Hasaki also hopes to increase the awareness of the WebAtlas with a new grant from the College of Humanities at the University of Arizona. One way she reaches wider audiences has been to present live demos of the WebAtlas at conferences. At the 12th International Conference on Medieval and Modern Ceramics in the Mediterranean (XII AIECM3), held in Athens last October, Dr. Raptis, facilitated a workshop. “Presenting a live demo of the WebAtlas to the Archaeologists and various specialists on Medieval ceramics and ceramic kilns was an extremely fruitful experience,” recalled Raptis. “I had positive feedback from colleagues and specialists from all over the world, who felt that analogous projects have to be built for kilns of other regions of the Mediterranean as well. I am very optimistic that the WebAtlas will be the prototype for more scientific projects in the future.”
More from Hasaki on Kilns
Figure from Hasaki’s upcoming monograph, “Potters at Work in Ancient Corinth: Industry, Religion and the Penteskouphia Pinakes”

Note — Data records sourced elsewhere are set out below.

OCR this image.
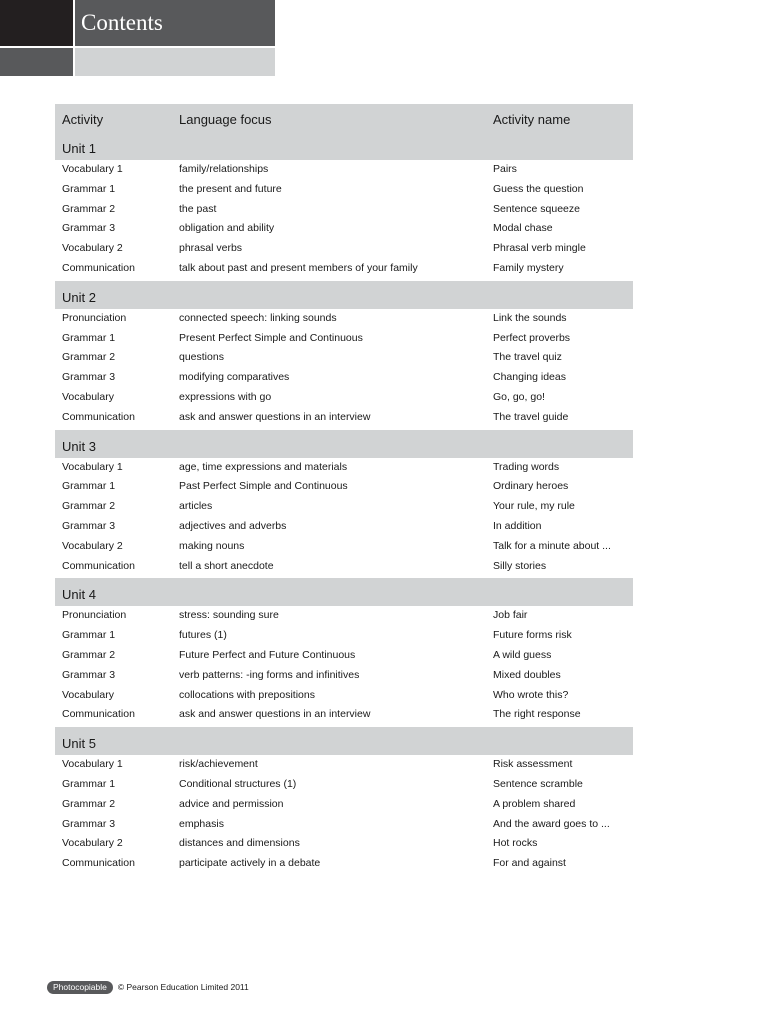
Contents
Activity	Language focus	Activity name
Unit 1
Vocabulary 1	family/relationships	Pairs
Grammar 1	the present and future	Guess the question
Grammar 2	the past	Sentence squeeze
Grammar 3	obligation and ability	Modal chase
Vocabulary 2	phrasal verbs	Phrasal verb mingle
Communication	talk about past and present members of your family	Family mystery
Unit 2
Pronunciation	connected speech: linking sounds	Link the sounds
Grammar 1	Present Perfect Simple and Continuous	Perfect proverbs
Grammar 2	questions	The travel quiz
Grammar 3	modifying comparatives	Changing ideas
Vocabulary	expressions with go	Go, go, go!
Communication	ask and answer questions in an interview	The travel guide
Unit 3
Vocabulary 1	age, time expressions and materials	Trading words
Grammar 1	Past Perfect Simple and Continuous	Ordinary heroes
Grammar 2	articles	Your rule, my rule
Grammar 3	adjectives and adverbs	In addition
Vocabulary 2	making nouns	Talk for a minute about ...
Communication	tell a short anecdote	Silly stories
Unit 4
Pronunciation	stress: sounding sure	Job fair
Grammar 1	futures (1)	Future forms risk
Grammar 2	Future Perfect and Future Continuous	A wild guess
Grammar 3	verb patterns: -ing forms and infinitives	Mixed doubles
Vocabulary	collocations with prepositions	Who wrote this?
Communication	ask and answer questions in an interview	The right response
Unit 5
Vocabulary 1	risk/achievement	Risk assessment
Grammar 1	Conditional structures (1)	Sentence scramble
Grammar 2	advice and permission	A problem shared
Grammar 3	emphasis	And the award goes to ...
Vocabulary 2	distances and dimensions	Hot rocks
Communication	participate actively in a debate	For and against
Photocopiable	© Pearson Education Limited 2011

Dr. Eleni Hasaki was the Gertrude Smith Professor for the ASCSA Summer Session in 2009 and is an ASCSA Managing Committee member. Currently on sabbatical at Harvard University’s Center for Hellenic Studies in Washington D.C., Hasaki has many exciting projects in the works. At the CHS, she is collaborating with George Washington University History professor Diane Harris Cline on a formal Social Network Analysis of Athenian potters and painters in 6th and 5th c., which adds the human dimension behind the kilns featured in the WebAtlas. Her monograph, an ASCSA Publications Hesperia Supplement, Potters at Work in Ancient Corinth: Industry, Religion and the Penteskouphia Pinakes, is in the final stages of publication. She is also finishing an article detailing her remarkable experiences after constructing an experimental replica of an Ancient Greek kiln in Tucson, Arizona (www.aiatucson.arizona.edu)!